# Pics of my Maxima



## Ridge_Racer (Feb 7, 2004)

Sup guys?
i'm a first time member here, long time member of Maxima.org and just wanted to share some pics of my ride with you guys. What do you think? I know the vast majorty of members here are Sentra owners. I'm rather proud of my grocery getter. lol. Enjoy the pics!










































More pics and mod list is on my page.
CarDomain Page


----------



## MSTH8TDMAX23 (Dec 1, 2003)

NICE,I LIKE IT A LOT.. :cheers:


----------



## Blank (Aug 21, 2003)

beautiful, makes me miss my 96 se, is it a stick???


----------



## wickedsr20 (Aug 8, 2002)

Still looks good. You were up at Dave & Buster's when we had a meet up there. I was the one with the black 200sx.


----------



## Ridge_Racer (Feb 7, 2004)

blankgazex said:


> beautiful, makes me miss my 96 se, is it a stick???


unforunatly not. It's a GLE so it's an auto.


----------



## Ridge_Racer (Feb 7, 2004)

wickedsr20 said:


> Still looks good. You were up at Dave & Buster's when we had a meet up there. I was the one with the black 200sx.


I remember you! That meet was the greatest! We need to have something like that one more time when the weather gets warmer!


----------



## wickedsr20 (Aug 8, 2002)

Ridge_Racer said:


> I remember you! That meet was the greatest! We need to have something like that one more time when the weather gets warmer!


Definitely. I will try to get my other car to the next meet if the schedule and timing is right. By then, both should have a new look.

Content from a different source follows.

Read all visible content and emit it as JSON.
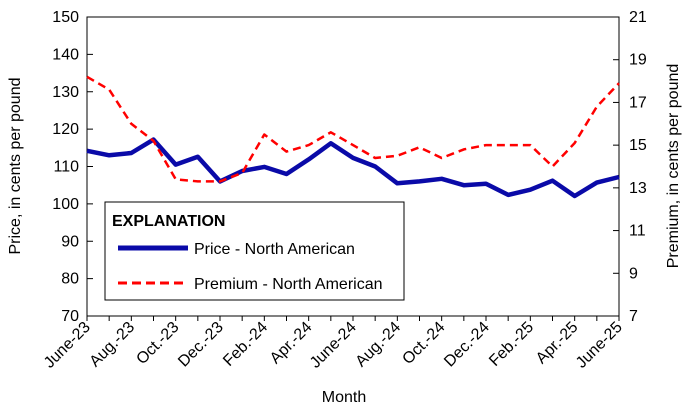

It was a lot of fun and hope to do it again soon.


----------



## Arithmetic (Jan 20, 2004)

nice decal, i wonder why NF doesnt have one?....


----------



## Ridge_Racer (Feb 7, 2004)

Arithmetic said:


> nice decal, i wonder why NF doesnt have one?....


oh yeah, that decal is essential.


----------



## OneFastStanza (Mar 6, 2003)

I like the Max but why the GTR emblem on the fender? Car looks good though.


----------



## Ridge_Racer (Feb 7, 2004)

OneFastStanza said:


> I like the Max but why the GTR emblem on the fender? Car looks good though.


I think it looks good there. It kinda adds to my color scheme of red and black. A little rice doesn't hurt.


----------



## whiteb14 (Jul 7, 2002)

minus the GTR bagde  it looks amazing. its got a mix of luxury, sport and "grocery getter" (<<very tough combo to accomplish). the gunmetal wheels look real nice and u gotta love the red and clear tails


----------



## Ridge_Racer (Feb 7, 2004)

whiteb14 said:


> minus the GTR bagde  it looks amazing. its got a mix of luxury, sport and "grocery getter" (<<very tough combo to accomplish). the gunmetal wheels look real nice and u gotta love the red and clear tails


Thanks bro! I tried hard to accomplish the subtle mix of sport and luxury. I can't wait to have my 7'' in-dash screen and new HU, and bi-xenon projectors installed!


----------



## ZiXxSpEeD (Feb 12, 2004)

is that a gtr badge on the side??

WTF??


----------



## 7875 (Apr 3, 2003)

very nice maxima (or "grocery getter" as you referred to it as) looks like you might have an uncdercover across the street in that fourth pic, haha! but like i said, great job. keep up the good work! :cheers:


----------



## UnosGirl (Jan 31, 2004)

Nice.. I like the rims! :thumbup:


----------



## maxedout97maxima (Dec 2, 2002)

keem them :cheers: Maximas rollin nice ride bud!!!!!!!!!!!!!!!!


----------



## JT200SX-N-FX (May 30, 2002)

Are those HID's?


----------